To the rest of us, reared on the legend of how the hurlers of St Vincent's beat Glen Rovers in a famous challenge in December 1953, a game which half-filled Croke Park, it was something even more special. A gang of kids from Marino beating the Glen! I mean, jaysus, that was The Glen!

We were gathering up the sticks and the water bottles and the Fab 24 had paused 40 yards away to clap the Glen girls as they passed out the gate on the other side of the field. Our heroes stood in one long, spread-out line before the distant hill and as we paused our tidying all we could see were these kids whom we've known for half their lives, and beyond them their smiling, clapping parents and fans. There were Vincent's jerseys and flags everywhere. The sun was going down on a postcard day.
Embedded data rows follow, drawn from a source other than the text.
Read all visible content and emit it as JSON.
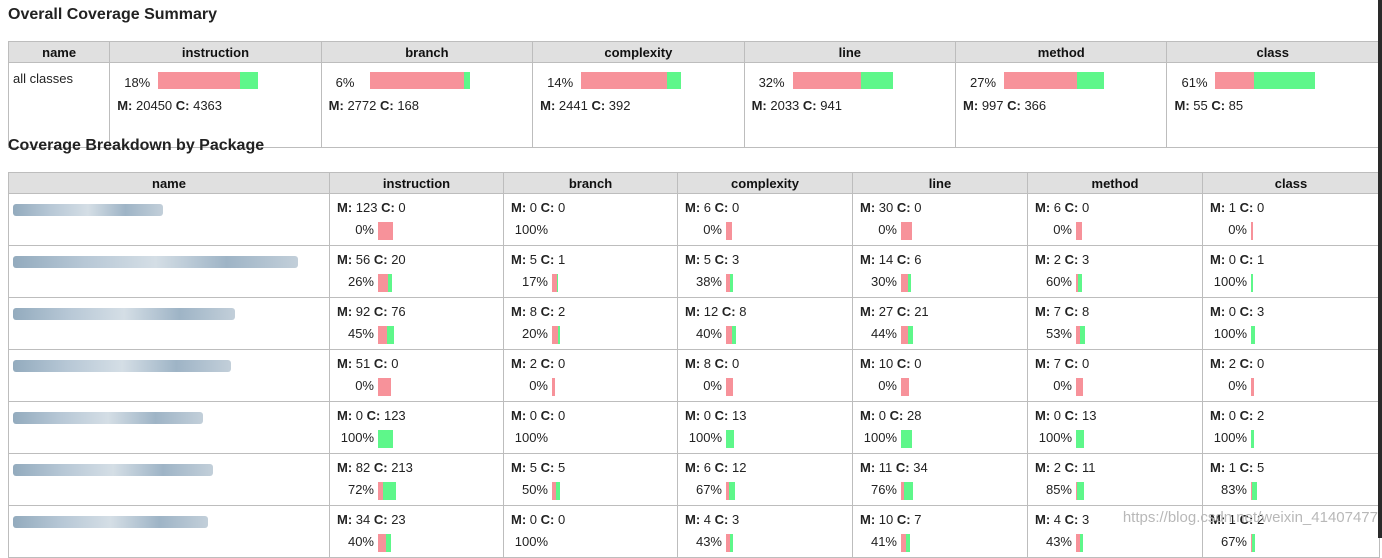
{
  "summary": {
    "title": "Overall Coverage Summary",
    "headers": [
      "name",
      "instruction",
      "branch",
      "complexity",
      "line",
      "method",
      "class"
    ],
    "row": {
      "name": "all classes",
      "cells": [
        {
          "pct": "18%",
          "missed": "20450",
          "covered": "4363",
          "fraction": 0.18
        },
        {
          "pct": "6%",
          "missed": "2772",
          "covered": "168",
          "fraction": 0.06
        },
        {
          "pct": "14%",
          "missed": "2441",
          "covered": "392",
          "fraction": 0.14
        },
        {
          "pct": "32%",
          "missed": "2033",
          "covered": "941",
          "fraction": 0.32
        },
        {
          "pct": "27%",
          "missed": "997",
          "covered": "366",
          "fraction": 0.27
        },
        {
          "pct": "61%",
          "missed": "55",
          "covered": "85",
          "fraction": 0.61
        }
      ]
    }
  },
  "breakdown": {
    "title": "Coverage Breakdown by Package",
    "headers": [
      "name",
      "instruction",
      "branch",
      "complexity",
      "line",
      "method",
      "class"
    ],
    "rows": [
      {
        "cells": [
          {
            "missed": "123",
            "covered": "0",
            "pct": "0%",
            "fraction": 0.0
          },
          {
            "missed": "0",
            "covered": "0",
            "pct": "100%",
            "fraction": 1.0
          },
          {
            "missed": "6",
            "covered": "0",
            "pct": "0%",
            "fraction": 0.0
          },
          {
            "missed": "30",
            "covered": "0",
            "pct": "0%",
            "fraction": 0.0
          },
          {
            "missed": "6",
            "covered": "0",
            "pct": "0%",
            "fraction": 0.0
          },
          {
            "missed": "1",
            "covered": "0",
            "pct": "0%",
            "fraction": 0.0
          }
        ]
      },
      {
        "cells": [
          {
            "missed": "56",
            "covered": "20",
            "pct": "26%",
            "fraction": 0.26
          },
          {
            "missed": "5",
            "covered": "1",
            "pct": "17%",
            "fraction": 0.17
          },
          {
            "missed": "5",
            "covered": "3",
            "pct": "38%",
            "fraction": 0.38
          },
          {
            "missed": "14",
            "covered": "6",
            "pct": "30%",
            "fraction": 0.3
          },
          {
            "missed": "2",
            "covered": "3",
            "pct": "60%",
            "fraction": 0.6
          },
          {
            "missed": "0",
            "covered": "1",
            "pct": "100%",
            "fraction": 1.0
          }
        ]
      },
      {
        "cells": [
          {
            "missed": "92",
            "covered": "76",
            "pct": "45%",
            "fraction": 0.45
          },
          {
            "missed": "8",
            "covered": "2",
            "pct": "20%",
            "fraction": 0.2
          },
          {
            "missed": "12",
            "covered": "8",
            "pct": "40%",
            "fraction": 0.4
          },
          {
            "missed": "27",
            "covered": "21",
            "pct": "44%",
            "fraction": 0.44
          },
          {
            "missed": "7",
            "covered": "8",
            "pct": "53%",
            "fraction": 0.53
          },
          {
            "missed": "0",
            "covered": "3",
            "pct": "100%",
            "fraction": 1.0
          }
        ]
      },
      {
        "cells": [
          {
            "missed": "51",
            "covered": "0",
            "pct": "0%",
            "fraction": 0.0
          },
          {
            "missed": "2",
            "covered": "0",
            "pct": "0%",
            "fraction": 0.0
          },
          {
            "missed": "8",
            "covered": "0",
            "pct": "0%",
            "fraction": 0.0
          },
          {
            "missed": "10",
            "covered": "0",
            "pct": "0%",
            "fraction": 0.0
          },
          {
            "missed": "7",
            "covered": "0",
            "pct": "0%",
            "fraction": 0.0
          },
          {
            "missed": "2",
            "covered": "0",
            "pct": "0%",
            "fraction": 0.0
          }
        ]
      },
      {
        "cells": [
          {
            "missed": "0",
            "covered": "123",
            "pct": "100%",
            "fraction": 1.0
          },
          {
            "missed": "0",
            "covered": "0",
            "pct": "100%",
            "fraction": 1.0
          },
          {
            "missed": "0",
            "covered": "13",
            "pct": "100%",
            "fraction": 1.0
          },
          {
            "missed": "0",
            "covered": "28",
            "pct": "100%",
            "fraction": 1.0
          },
          {
            "missed": "0",
            "covered": "13",
            "pct": "100%",
            "fraction": 1.0
          },
          {
            "missed": "0",
            "covered": "2",
            "pct": "100%",
            "fraction": 1.0
          }
        ]
      },
      {
        "cells": [
          {
            "missed": "82",
            "covered": "213",
            "pct": "72%",
            "fraction": 0.72
          },
          {
            "missed": "5",
            "covered": "5",
            "pct": "50%",
            "fraction": 0.5
          },
          {
            "missed": "6",
            "covered": "12",
            "pct": "67%",
            "fraction": 0.67
          },
          {
            "missed": "11",
            "covered": "34",
            "pct": "76%",
            "fraction": 0.76
          },
          {
            "missed": "2",
            "covered": "11",
            "pct": "85%",
            "fraction": 0.85
          },
          {
            "missed": "1",
            "covered": "5",
            "pct": "83%",
            "fraction": 0.83
          }
        ]
      },
      {
        "cells": [
          {
            "missed": "34",
            "covered": "23",
            "pct": "40%",
            "fraction": 0.4
          },
          {
            "missed": "0",
            "covered": "0",
            "pct": "100%",
            "fraction": 1.0
          },
          {
            "missed": "4",
            "covered": "3",
            "pct": "43%",
            "fraction": 0.43
          },
          {
            "missed": "10",
            "covered": "7",
            "pct": "41%",
            "fraction": 0.41
          },
          {
            "missed": "4",
            "covered": "3",
            "pct": "43%",
            "fraction": 0.43
          },
          {
            "missed": "1",
            "covered": "2",
            "pct": "67%",
            "fraction": 0.67
          }
        ]
      }
    ]
  },
  "labels": {
    "missed_prefix": "M:",
    "covered_prefix": "C:"
  },
  "watermark": "https://blog.csdn.net/weixin_41407477",
  "colors": {
    "missed": "#f7929a",
    "covered": "#5ef78a",
    "header_bg": "#e0e0e0"
  }
}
There in the crowd, clapping, was Mark Wilson. Mark is our club president and was corner forward on that team that beat the Glen half a century ago. He was a great mentor to me as a kid. That little moment in Ballincollig brings tears to the eyes nearly a week on.

Sunday and an All-Ireland final. You have no idea. Those faces drawn and nervous sitting on the benches in the tiny dressingroom beneath Páirc Uí Chaoimh. Hearing the familiar names called out on the PA. Saying the familiar words to them. Sending them out with hope in the heart. Watching these heroes, one of them your daughter, out on the famous turf.
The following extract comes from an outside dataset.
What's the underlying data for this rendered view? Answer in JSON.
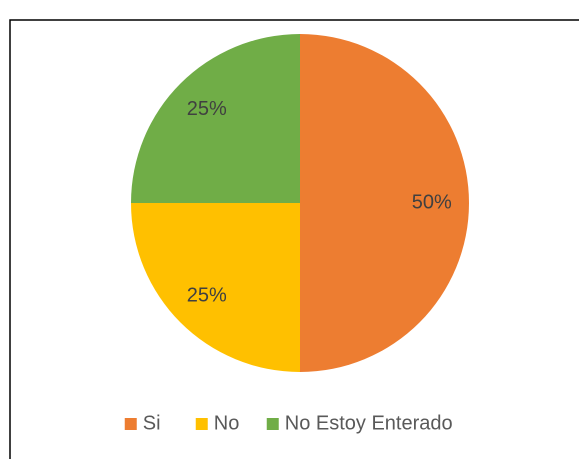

We were hammered by a brilliant side from Douglas. No complaints. Regrets maybe that we never got to show that we can play a bit, but hey, we shed our tears and we hugged each other and we moved on. Nobody said that they'd get drugs the next time and use them to cheat those wonderful Douglas kids.

On our way out we passed Pauric McDonald and the amazing Kilmacud Crokes hurling side who were just about to win the Division One title. Their journey was as stunning as ours was emotional.

And all those young, keen faces in Páirc Uí Chaoimh last Sunday and around Cork last weekend were the only fitting rebuke to a certain proportion of the morally challenged MF Show listenership.

So to the Twenty-Four Greatest Living Irish Women, to Ais, to Claire H, to Clairo, to Happy Gilmore, to Ciara O'L, to Niamh (Yo Foxy), to JoJo, to Jessie G, to April F, to Meltem Y, to Gillian S, to Shauna O and to Irene D, to Jenny R, to Leanna B, to Johanna C, to Fionnuala J, to Carol Mc, to Róisín D, to Eimear M, to Kate P, to Orla Mc, to Jodie C and to Molly in da house, love ye all, long may ye run and please don't ever become MF Show phone-in types, or Michelle S de B sports-cheat types.

You're better than that. A million times better. May you stay forever young.